原文を知らないのですが、「1927年のアリョーヒンと最初のマッチ」は「マッチの第一局」と解釈できる可能性は無いですか?
Posted by maro_chronicon at 2007年05月10日 21:44
 まだ3人残っているので結論はお待ち下さい(笑。
 原文は、Alekhine, first match game, 1927とそっけないものです。私は把握してないのですが、maroさんがそう聞かれるということは、この大ポカは第1局にあるんですね。
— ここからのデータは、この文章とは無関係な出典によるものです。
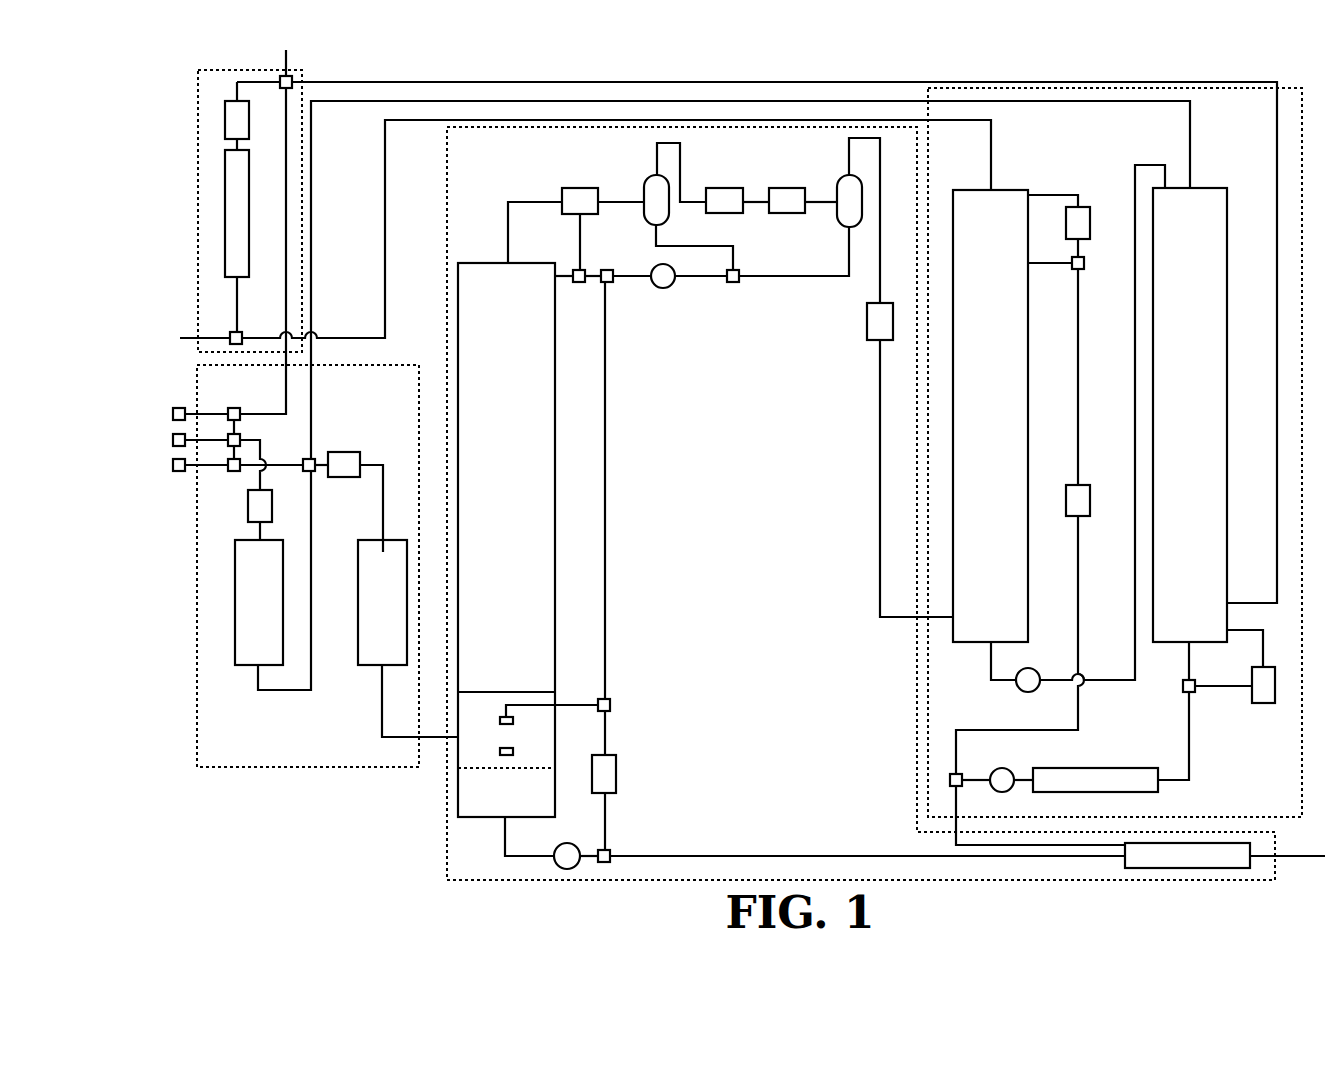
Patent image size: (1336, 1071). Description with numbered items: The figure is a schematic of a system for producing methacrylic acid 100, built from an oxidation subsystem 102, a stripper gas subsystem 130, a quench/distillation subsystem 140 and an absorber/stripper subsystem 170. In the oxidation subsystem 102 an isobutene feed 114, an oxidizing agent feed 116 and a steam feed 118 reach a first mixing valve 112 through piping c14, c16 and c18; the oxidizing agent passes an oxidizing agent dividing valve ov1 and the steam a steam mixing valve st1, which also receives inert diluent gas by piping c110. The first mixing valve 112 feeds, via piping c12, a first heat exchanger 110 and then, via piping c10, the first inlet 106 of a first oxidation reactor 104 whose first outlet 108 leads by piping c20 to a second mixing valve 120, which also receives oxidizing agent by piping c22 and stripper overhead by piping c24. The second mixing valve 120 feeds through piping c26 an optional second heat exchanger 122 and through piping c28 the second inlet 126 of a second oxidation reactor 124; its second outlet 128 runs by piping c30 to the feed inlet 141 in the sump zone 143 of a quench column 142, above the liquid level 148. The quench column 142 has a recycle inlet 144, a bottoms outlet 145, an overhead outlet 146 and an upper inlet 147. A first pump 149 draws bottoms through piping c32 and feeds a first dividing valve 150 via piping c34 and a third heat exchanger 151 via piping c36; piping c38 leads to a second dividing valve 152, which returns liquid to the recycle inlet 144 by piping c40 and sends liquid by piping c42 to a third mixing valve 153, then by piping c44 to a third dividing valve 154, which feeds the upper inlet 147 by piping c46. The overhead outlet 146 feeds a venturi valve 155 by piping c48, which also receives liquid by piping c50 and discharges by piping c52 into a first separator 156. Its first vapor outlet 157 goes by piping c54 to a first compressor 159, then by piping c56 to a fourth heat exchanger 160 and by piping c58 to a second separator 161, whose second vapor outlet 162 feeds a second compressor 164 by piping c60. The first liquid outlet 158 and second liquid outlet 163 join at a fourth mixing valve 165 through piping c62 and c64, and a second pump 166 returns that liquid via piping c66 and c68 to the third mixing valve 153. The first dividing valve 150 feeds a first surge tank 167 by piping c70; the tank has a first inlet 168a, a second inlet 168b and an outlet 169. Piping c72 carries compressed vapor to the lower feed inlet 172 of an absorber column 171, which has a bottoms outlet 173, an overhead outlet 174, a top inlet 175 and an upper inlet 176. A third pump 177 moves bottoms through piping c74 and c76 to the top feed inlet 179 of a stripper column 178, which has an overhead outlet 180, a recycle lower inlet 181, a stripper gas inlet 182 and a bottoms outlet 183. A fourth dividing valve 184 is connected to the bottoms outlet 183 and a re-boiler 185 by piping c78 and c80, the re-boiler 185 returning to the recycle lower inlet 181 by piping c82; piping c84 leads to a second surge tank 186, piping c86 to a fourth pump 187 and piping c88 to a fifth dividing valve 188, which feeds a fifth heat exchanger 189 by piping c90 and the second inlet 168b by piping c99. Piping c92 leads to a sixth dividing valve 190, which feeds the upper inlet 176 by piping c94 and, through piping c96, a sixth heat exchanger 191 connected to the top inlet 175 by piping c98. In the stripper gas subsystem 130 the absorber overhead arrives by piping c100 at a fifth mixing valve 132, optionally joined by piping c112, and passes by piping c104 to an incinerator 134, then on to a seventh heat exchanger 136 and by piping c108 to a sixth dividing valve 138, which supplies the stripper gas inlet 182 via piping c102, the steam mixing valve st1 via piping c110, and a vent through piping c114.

The system for producing methacrylic acid 100 is at (418, 806).
The oxidation subsystem 102 is at (308, 566).
The first oxidation reactor 104 is at (259, 602).
The first inlet 106 is at (258, 538).
The first outlet 108 is at (256, 664).
The first heat exchanger 110 is at (274, 505).
The first mixing valve 112 is at (240, 438).
The isobutene feed 114 is at (172, 445).
The oxidizing agent feed 116 is at (182, 470).
The steam feed 118 is at (172, 410).
The second mixing valve 120 is at (313, 460).
The second heat exchanger 122 is at (344, 458).
The second oxidation reactor 124 is at (382, 602).
The second inlet 126 is at (378, 545).
The second outlet 128 is at (380, 660).
The stripper gas subsystem 130 is at (250, 211).
The fifth mixing valve 132 is at (230, 334).
The incinerator 134 is at (228, 214).
The seventh heat exchanger 136 is at (240, 122).
The sixth dividing valve 138 is at (292, 88).
The quench/distillation subsystem 140 is at (861, 503).
The feed inlet 141 is at (514, 752).
The quench column 142 is at (506, 540).
The sump zone 143 is at (505, 690).
The recycle inlet 144 is at (500, 718).
The bottoms outlet 145 is at (505, 816).
The overhead outlet 146 is at (500, 270).
The upper inlet 147 is at (560, 278).
The liquid level 148 is at (495, 770).
The first pump 149 is at (556, 863).
The first dividing valve 150 is at (608, 850).
The third heat exchanger 151 is at (610, 768).
The second dividing valve 152 is at (610, 700).
The third mixing valve 153 is at (615, 280).
The third dividing valve 154 is at (578, 272).
The venturi valve 155 is at (578, 200).
The first separator 156 is at (655, 200).
The first vapor outlet 157 is at (725, 200).
The first liquid outlet 158 is at (610, 276).
The first compressor 159 is at (775, 200).
The fourth heat exchanger 160 is at (798, 186).
The second separator 161 is at (848, 200).
The second vapor outlet 162 is at (862, 180).
The second liquid outlet 163 is at (848, 235).
The second compressor 164 is at (878, 325).
The fourth mixing valve 165 is at (740, 282).
The second pump 166 is at (670, 285).
The first surge tank 167 is at (1190, 856).
The first inlet 168a is at (1130, 846).
The second inlet 168b is at (1140, 847).
The outlet 169 is at (1275, 857).
The absorber/stripper subsystem 170 is at (1115, 452).
The absorber column 171 is at (990, 416).
The lower feed inlet 172 is at (955, 617).
The bottoms outlet 173 is at (985, 645).
The overhead outlet 174 is at (978, 192).
The top inlet 175 is at (1025, 198).
The upper inlet 176 is at (1035, 266).
The third pump 177 is at (1025, 692).
The stripper column 178 is at (1190, 415).
The top feed inlet 179 is at (1168, 192).
The overhead outlet 180 is at (1193, 185).
The recycle lower inlet 181 is at (1226, 630).
The stripper gas inlet 182 is at (1226, 602).
The bottoms outlet 183 is at (1178, 645).
The fourth dividing valve 184 is at (1182, 690).
The re-boiler 185 is at (1262, 686).
The second surge tank 186 is at (1095, 770).
The fourth pump 187 is at (1010, 770).
The fifth dividing valve 188 is at (952, 776).
The fifth heat exchanger 189 is at (1075, 500).
The sixth dividing valve 190 is at (1086, 266).
The sixth heat exchanger 191 is at (1082, 220).
The piping c10 is at (286, 540).
The piping c12 is at (312, 425).
The piping c14 is at (210, 414).
The piping c16 is at (250, 448).
The piping c18 is at (222, 436).
The piping c20 is at (309, 690).
The piping c22 is at (250, 466).
The piping c24 is at (312, 238).
The piping c26 is at (322, 470).
The piping c28 is at (370, 466).
The piping c30 is at (375, 740).
The piping c32 is at (522, 860).
The piping c34 is at (588, 858).
The piping c36 is at (608, 820).
The piping c38 is at (608, 730).
The piping c40 is at (603, 700).
The piping c42 is at (608, 530).
The piping c44 is at (600, 280).
The piping c46 is at (565, 280).
The piping c48 is at (505, 202).
The piping c50 is at (582, 242).
The piping c52 is at (620, 202).
The piping c54 is at (693, 148).
The piping c56 is at (757, 200).
The piping c58 is at (818, 202).
The piping c60 is at (865, 138).
The piping c62 is at (670, 246).
The piping c64 is at (770, 278).
The piping c66 is at (640, 280).
The piping c68 is at (620, 282).
The piping c70 is at (760, 855).
The piping c72 is at (878, 480).
The piping c74 is at (994, 666).
The piping c76 is at (1126, 466).
The piping c78 is at (1192, 663).
The piping c80 is at (1222, 688).
The piping c82 is at (1265, 650).
The piping c84 is at (1192, 755).
The piping c86 is at (1022, 784).
The piping c88 is at (976, 778).
The piping c90 is at (1080, 630).
The piping c92 is at (1076, 385).
The piping c94 is at (1065, 266).
The piping c96 is at (1086, 258).
The piping c98 is at (1048, 194).
The piping c99 is at (1020, 846).
The piping c100 is at (387, 218).
The piping c102 is at (440, 82).
The piping c104 is at (238, 318).
The piping c108 is at (248, 90).
The piping c110 is at (288, 242).
The piping c112 is at (184, 336).
The piping c114 is at (292, 60).
The oxidizing agent dividing valve ov1 is at (240, 468).
The steam mixing valve st1 is at (318, 352).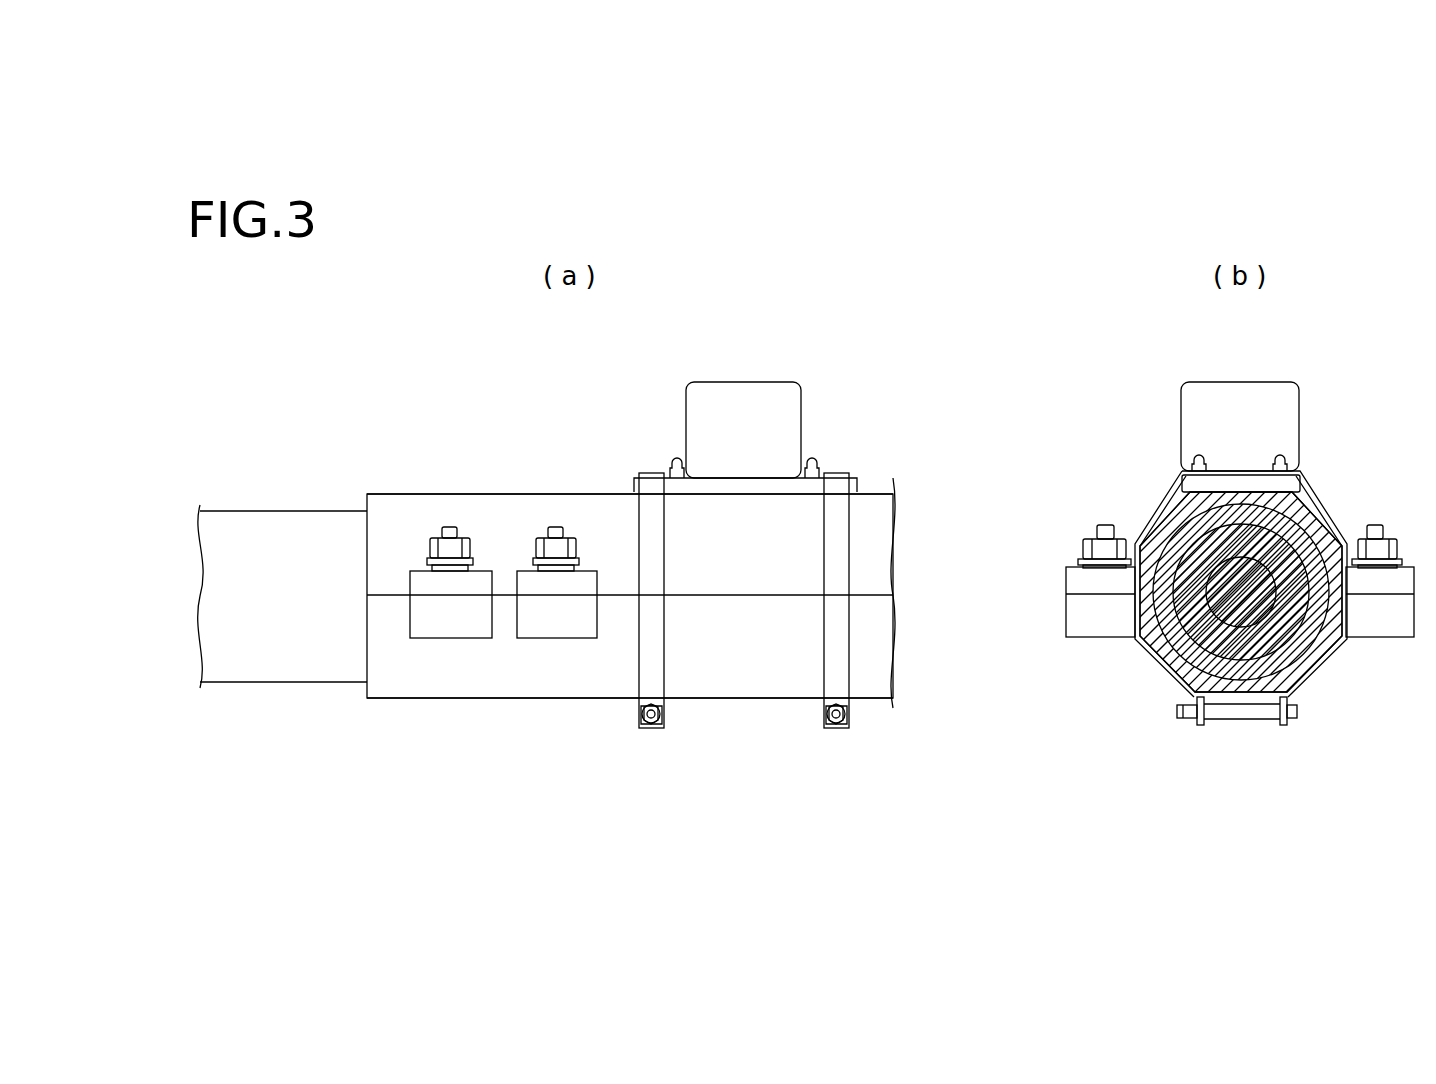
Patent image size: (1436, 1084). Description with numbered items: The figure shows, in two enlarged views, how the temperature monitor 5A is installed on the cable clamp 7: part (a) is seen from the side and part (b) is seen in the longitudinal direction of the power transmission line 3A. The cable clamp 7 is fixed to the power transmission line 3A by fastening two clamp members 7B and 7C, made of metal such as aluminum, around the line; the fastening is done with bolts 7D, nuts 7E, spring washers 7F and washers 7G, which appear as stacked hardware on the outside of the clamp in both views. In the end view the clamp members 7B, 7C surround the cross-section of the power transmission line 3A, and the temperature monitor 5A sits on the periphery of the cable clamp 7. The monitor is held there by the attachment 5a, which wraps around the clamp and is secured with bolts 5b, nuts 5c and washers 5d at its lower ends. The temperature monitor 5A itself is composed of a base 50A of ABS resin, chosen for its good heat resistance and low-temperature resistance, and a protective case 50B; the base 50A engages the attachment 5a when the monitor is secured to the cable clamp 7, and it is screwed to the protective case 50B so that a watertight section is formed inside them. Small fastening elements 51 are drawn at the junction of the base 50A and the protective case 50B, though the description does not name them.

The power transmission line 3A is at (292, 523).
The cable clamp 7 is at (398, 492).
The clamp member 7B is at (393, 513).
The clamp member 7C is at (397, 684).
The bolt 7D is at (452, 526).
The nut 7E is at (468, 545).
The spring washer 7F is at (425, 563).
The washer 7G is at (474, 567).
The temperature monitor 5A is at (688, 383).
The base 50A is at (742, 485).
The protective case 50B is at (780, 382).
The fixing bolt 51 is at (676, 457).
The attachment 5a is at (654, 641).
The bolt 5b is at (640, 720).
The nut 5c is at (650, 725).
The washer 5d is at (668, 720).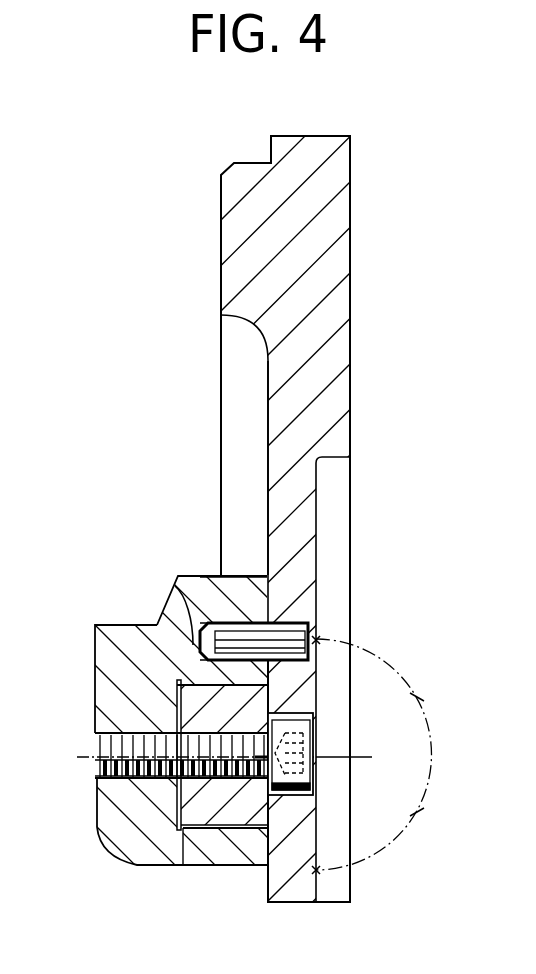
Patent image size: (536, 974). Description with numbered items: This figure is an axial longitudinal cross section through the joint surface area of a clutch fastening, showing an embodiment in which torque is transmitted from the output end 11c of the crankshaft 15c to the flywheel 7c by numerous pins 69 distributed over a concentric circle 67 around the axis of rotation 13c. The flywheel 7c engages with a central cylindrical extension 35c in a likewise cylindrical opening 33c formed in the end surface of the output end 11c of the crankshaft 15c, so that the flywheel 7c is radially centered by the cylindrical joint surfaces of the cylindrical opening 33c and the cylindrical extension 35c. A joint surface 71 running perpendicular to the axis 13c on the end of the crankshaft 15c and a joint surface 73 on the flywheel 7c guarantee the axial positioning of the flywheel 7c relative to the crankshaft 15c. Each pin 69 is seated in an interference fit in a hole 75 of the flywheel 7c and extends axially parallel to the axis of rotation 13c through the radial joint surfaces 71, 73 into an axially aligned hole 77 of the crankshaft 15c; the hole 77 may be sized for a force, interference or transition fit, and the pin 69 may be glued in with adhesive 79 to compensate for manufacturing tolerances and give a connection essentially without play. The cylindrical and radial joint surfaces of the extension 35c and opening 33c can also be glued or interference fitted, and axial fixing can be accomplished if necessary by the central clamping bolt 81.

The flywheel 7c is at (328, 265).
The joint surface on the flywheel 73 is at (267, 482).
The joint surface 71 is at (297, 612).
The hole 77 is at (246, 611).
The output end of the crankshaft 11c is at (187, 598).
The hole 75 is at (294, 622).
The adhesive 79 is at (163, 599).
The crankshaft 15c is at (94, 658).
The concentric circle 67 is at (365, 643).
The pin 69 is at (303, 654).
The axis of rotation 13c is at (87, 758).
The central clamping bolt 81 is at (310, 770).
The cylindrical opening 33c is at (196, 832).
The cylindrical extension 35c is at (223, 800).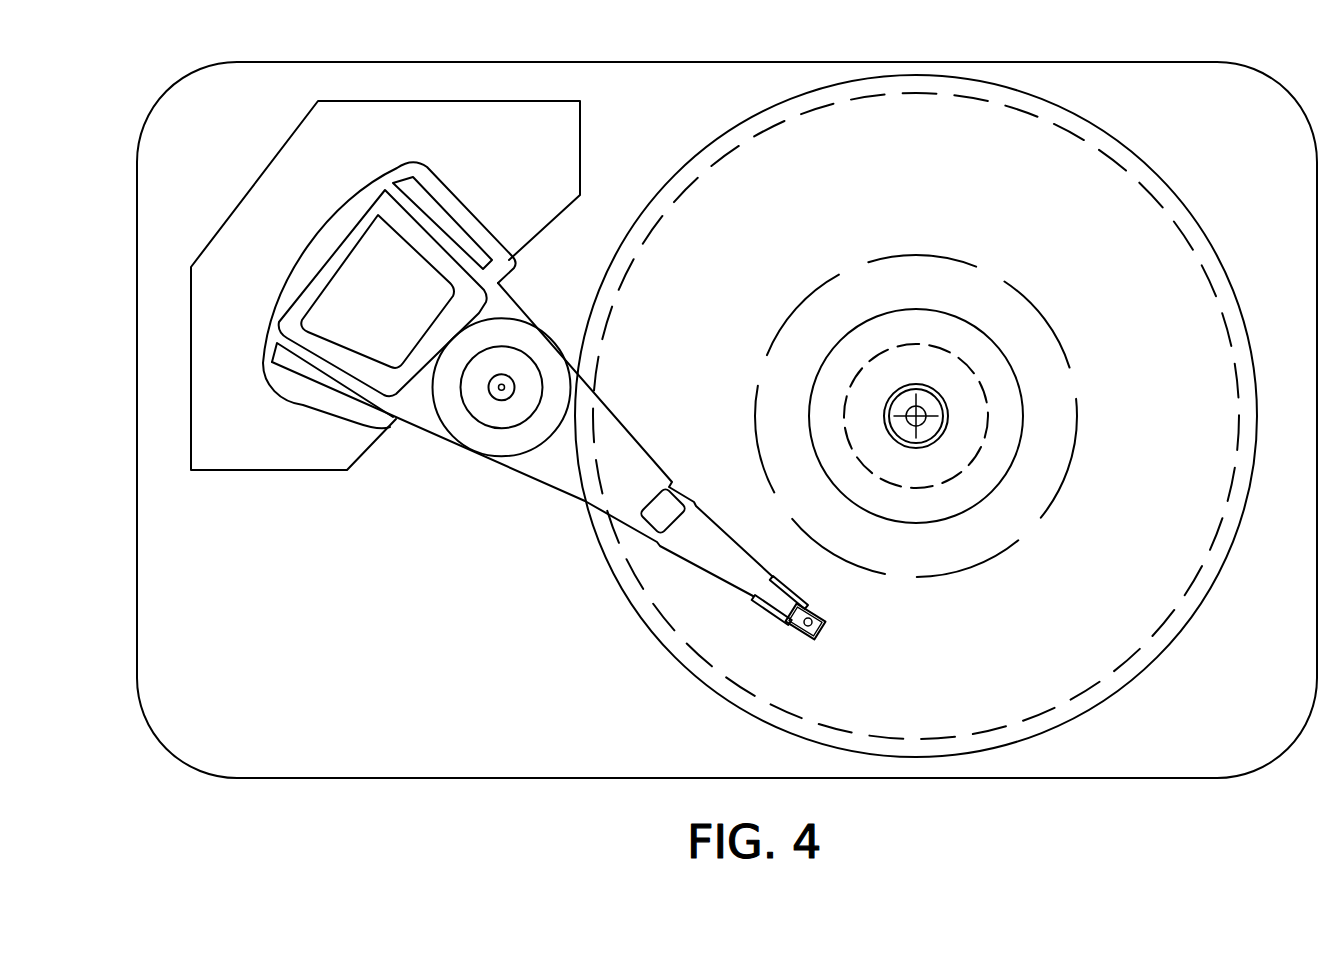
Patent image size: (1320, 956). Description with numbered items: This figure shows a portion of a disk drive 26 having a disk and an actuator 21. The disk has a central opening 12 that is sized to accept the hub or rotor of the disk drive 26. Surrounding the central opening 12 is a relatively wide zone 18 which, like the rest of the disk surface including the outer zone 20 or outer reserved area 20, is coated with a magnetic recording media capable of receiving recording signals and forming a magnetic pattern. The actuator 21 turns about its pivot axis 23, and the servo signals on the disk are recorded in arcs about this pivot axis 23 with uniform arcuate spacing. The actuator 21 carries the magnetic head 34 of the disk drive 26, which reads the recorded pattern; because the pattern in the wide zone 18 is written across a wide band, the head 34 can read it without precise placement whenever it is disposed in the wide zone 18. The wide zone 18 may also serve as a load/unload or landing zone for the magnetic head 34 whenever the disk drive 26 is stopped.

Posted by 水野優 at 2007年05月11日 17:45
二人のマッチは一回しか無かった点が気に掛かりました
第一局はアリョーヒンの妙手16...Nxc2から17...Qxf4を見落として負けています。ただし、「素人でも防げるとてつもない悪手」とはとても言えません。カパらしからぬポカであるのは確かですけど。
Posted by maro at 2007年05月11日 22:06
 なるほどカパの前半でもアリョーヒンが再戦を避けたことに触れながら、唯一のマッチだったことを忘れてました(汗。
 確認しましたが、たしかに初歩的なポカではありませんね。むしろアリョーヒンに、クイーン取られを見落として、相手も取らなかったゲームがあったような(笑。
 とりあえず、secondはないけどfirst matchとしておきましょう。